CLEAN ENERGY CHOICES WILL DOMINATE CANADA'S FUTURE POWER MIX
In most of the larger provinces reserve margins are now tightening significantly, requiring new choices to be made on fuels to meet future power generation needs. These decisions will be made not only on the basis of pure economics but also through conscious environmental choices. Despite the retreat on climate change policies by Canada's new federal government, this issue remains very much on the agenda of many provinces and will have a major bearing on fuel choices to meet future generation requirements. The Canadian electric power industry is already a lower emitter of greenhouse gases than the transportation and industrial sectors and will become proportionally even more so in the future.
After many years of being starved of investment, transmission will also require capital injection, particularly for upgrading the system intraprovincially (notably in Alberta and Ontario) as well as potentially interprovincially into Ontario. Transmission expansions will, however, face challenges in terms of siting and aboriginal land issues in many areas.
The following are key highlights of this Private Report regarding the future of power generation in Canada:
* Canada has the luxury of a wide array of clean fuel choices to meet its future power generation needs.
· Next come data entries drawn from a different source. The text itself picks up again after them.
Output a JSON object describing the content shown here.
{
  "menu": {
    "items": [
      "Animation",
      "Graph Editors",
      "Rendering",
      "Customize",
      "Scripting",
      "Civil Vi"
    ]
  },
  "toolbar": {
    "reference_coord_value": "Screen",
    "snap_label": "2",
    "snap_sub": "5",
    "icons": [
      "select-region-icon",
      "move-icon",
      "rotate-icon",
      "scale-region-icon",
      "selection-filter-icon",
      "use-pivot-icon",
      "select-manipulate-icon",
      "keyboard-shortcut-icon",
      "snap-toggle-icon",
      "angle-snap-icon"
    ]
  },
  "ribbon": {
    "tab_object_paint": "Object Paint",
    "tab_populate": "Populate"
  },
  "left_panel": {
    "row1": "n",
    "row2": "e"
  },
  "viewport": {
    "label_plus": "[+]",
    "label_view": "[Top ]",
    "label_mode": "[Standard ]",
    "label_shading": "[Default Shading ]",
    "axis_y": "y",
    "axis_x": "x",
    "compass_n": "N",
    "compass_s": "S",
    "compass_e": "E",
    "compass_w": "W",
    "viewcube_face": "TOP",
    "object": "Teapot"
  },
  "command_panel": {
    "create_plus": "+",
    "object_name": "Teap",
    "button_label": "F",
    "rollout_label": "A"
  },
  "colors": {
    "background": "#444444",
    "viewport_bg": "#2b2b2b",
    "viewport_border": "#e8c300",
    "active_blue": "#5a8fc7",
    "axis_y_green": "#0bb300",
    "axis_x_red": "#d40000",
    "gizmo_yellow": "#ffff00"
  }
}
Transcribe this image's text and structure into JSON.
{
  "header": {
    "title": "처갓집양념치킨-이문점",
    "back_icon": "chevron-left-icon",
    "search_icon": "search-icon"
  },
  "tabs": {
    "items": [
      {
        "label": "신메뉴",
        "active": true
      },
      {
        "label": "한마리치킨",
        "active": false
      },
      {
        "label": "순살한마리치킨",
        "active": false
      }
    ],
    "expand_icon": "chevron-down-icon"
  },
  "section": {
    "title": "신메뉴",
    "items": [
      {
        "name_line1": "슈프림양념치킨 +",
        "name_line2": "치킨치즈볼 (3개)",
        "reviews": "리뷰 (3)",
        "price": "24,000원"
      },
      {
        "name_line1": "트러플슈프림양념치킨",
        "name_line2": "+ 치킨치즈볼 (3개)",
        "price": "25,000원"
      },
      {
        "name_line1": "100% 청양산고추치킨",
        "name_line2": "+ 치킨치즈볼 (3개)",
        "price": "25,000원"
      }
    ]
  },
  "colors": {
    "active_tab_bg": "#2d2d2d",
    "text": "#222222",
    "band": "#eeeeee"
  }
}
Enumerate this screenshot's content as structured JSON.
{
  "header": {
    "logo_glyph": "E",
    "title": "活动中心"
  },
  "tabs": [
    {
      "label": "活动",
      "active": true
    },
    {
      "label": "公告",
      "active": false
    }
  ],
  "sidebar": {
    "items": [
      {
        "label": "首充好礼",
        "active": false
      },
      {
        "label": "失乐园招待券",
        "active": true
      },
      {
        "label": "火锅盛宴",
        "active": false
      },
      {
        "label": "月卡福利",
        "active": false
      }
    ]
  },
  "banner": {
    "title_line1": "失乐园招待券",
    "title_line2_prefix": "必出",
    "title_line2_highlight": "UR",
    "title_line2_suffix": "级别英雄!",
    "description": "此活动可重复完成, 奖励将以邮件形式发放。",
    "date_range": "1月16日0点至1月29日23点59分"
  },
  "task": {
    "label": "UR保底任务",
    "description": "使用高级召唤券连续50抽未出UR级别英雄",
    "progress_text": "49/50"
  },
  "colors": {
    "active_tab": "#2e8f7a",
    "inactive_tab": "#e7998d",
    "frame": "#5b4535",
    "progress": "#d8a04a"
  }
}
* But there will be broad differentiation in the choice of fuels within provinces to meet these requirements.
* Canada's power sector will largely shun further liberalization of power markets.
* Future resource adequacy will focus on regulated solutions in many provinces, but there has been an increasing role for competitive options on the fringes, particularly through long-term requests for proposals.
* There will be an increasing need to invest in transmission to solve some key bottlenecks in the system.